- Origin: Sunderland
- Genres: Indie rock
- Years active: 2008–present
- Labels: Rough Trade Pop Sex Ltd Wichita Recordings
- Members: Frankie Francis Michael Matthews Michael McKnight Ross Millard
- Past members: Pete Gofton Mick Ross Steven Dennis Simon Hubbard Dave Harper
- Website: www.frankieandtheheartstrings.com

= Frankie & The Heartstrings =

English indie rock band

Frankie & The Heartstrings are a Sunderland-based indie rock band formed in 2008. The band's debut album, Hunger was released on 21 February 2011, and debuted at No. 32 on the UK albums chart. Known for their partying, they were labelled as the indie Mötley Crüe.

==History==
Singer Frankie Francis and guitarist Michael McKnight were at college together. Drummer Dave Harper and McKnight had played in local bands for years. McKnight and Harper met Francis at a calypso night in a pub the singer was running at the time in Sunderland and formed the band in December 2008. Singer Francis had intended to play bass in the band, but Harper said that "He was the worst bassist ever". The band made their live debut in Christmas 2008 after friend Steven Dennis joined on bass. Former Kenickie drummer, Johnny X, now known by his real name Pete Gofton, joined as a keyboardist. Pete Gofton has since left (in 2010) and was replaced with Soundtracks for a B-Movie and Minotaurs guitarist Mick Ross. It has been said that Mick "adds steel, bite and panache to their musicianship". Other band names that were considered included Pop Sex and The New Groomers, but they settled on Frankie & The Heartstrings.

The band's debut release was a 10" 7 track live EP 12.09.09, released on their own Pop Sex Ltd records in a limited edition of 500 in November 2009. The following month they followed it up with a double A side 7" single Hunger/Fragile released on Rough Trade. That month they played their first major tour supporting Florence & The Machine.

In April 2010, the band released their second single "Tender / I Want You Back". "Tender" was written by McKnight and was originally called "Tender Is the Night". It was recorded with James Ford of Simian Mobile Disco. Further gigging continued throughout 2010 including slots at the Glastonbury Festival, Summer Sundae and Latitude Festival, overseas shows in Europe, New York and Tokyo and support slots across the UK supporting The Futureheads and Edwyn Collins, who produced the band's debut album in the late summer and early Autumn at his West Heath Studios in London. The band released their third single "Ungrateful" in October 2010.

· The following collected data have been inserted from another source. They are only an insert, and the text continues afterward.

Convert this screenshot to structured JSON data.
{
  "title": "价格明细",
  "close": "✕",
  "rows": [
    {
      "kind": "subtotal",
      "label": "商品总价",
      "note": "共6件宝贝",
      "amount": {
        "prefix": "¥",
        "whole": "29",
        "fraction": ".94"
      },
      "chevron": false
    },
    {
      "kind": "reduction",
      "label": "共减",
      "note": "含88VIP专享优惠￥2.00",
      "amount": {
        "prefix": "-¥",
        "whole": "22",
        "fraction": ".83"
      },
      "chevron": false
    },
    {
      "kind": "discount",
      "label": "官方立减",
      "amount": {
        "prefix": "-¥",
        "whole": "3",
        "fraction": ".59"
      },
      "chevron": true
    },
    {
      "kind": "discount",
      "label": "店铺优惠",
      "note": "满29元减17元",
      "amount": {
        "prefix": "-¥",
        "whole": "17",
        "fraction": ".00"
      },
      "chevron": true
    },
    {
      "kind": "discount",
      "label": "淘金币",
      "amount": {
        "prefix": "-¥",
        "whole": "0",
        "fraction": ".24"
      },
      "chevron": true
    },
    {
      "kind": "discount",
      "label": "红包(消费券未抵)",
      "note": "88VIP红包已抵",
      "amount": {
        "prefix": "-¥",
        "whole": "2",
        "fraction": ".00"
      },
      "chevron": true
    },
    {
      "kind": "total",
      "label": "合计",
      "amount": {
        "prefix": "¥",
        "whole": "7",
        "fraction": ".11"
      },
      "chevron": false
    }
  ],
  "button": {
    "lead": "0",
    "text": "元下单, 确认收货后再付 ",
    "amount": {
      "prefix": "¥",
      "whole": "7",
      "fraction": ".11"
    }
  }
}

The band's sound has drawn comparisons to Orange Juice and Dexy's Midnight Runners.

Hunger, Frankie and the Heartstrings' debut album, was released in the UK on 21 February 2011; it charted at No. 32 on the UK albums chart. Single "The Postcard" followed on 9 May 2011. The band then went on to support Kaiser Chiefs and The Vaccines on their UK tours later in the year. A non-Hunger-related single, "Everybody Looks Better (In the Right Light)", produced by Suede guitarist Bernard Butler, was released on 28 November 2011. Its b-side, "The Way That You Kiss", was produced by Ryan Jarman of The Cribs.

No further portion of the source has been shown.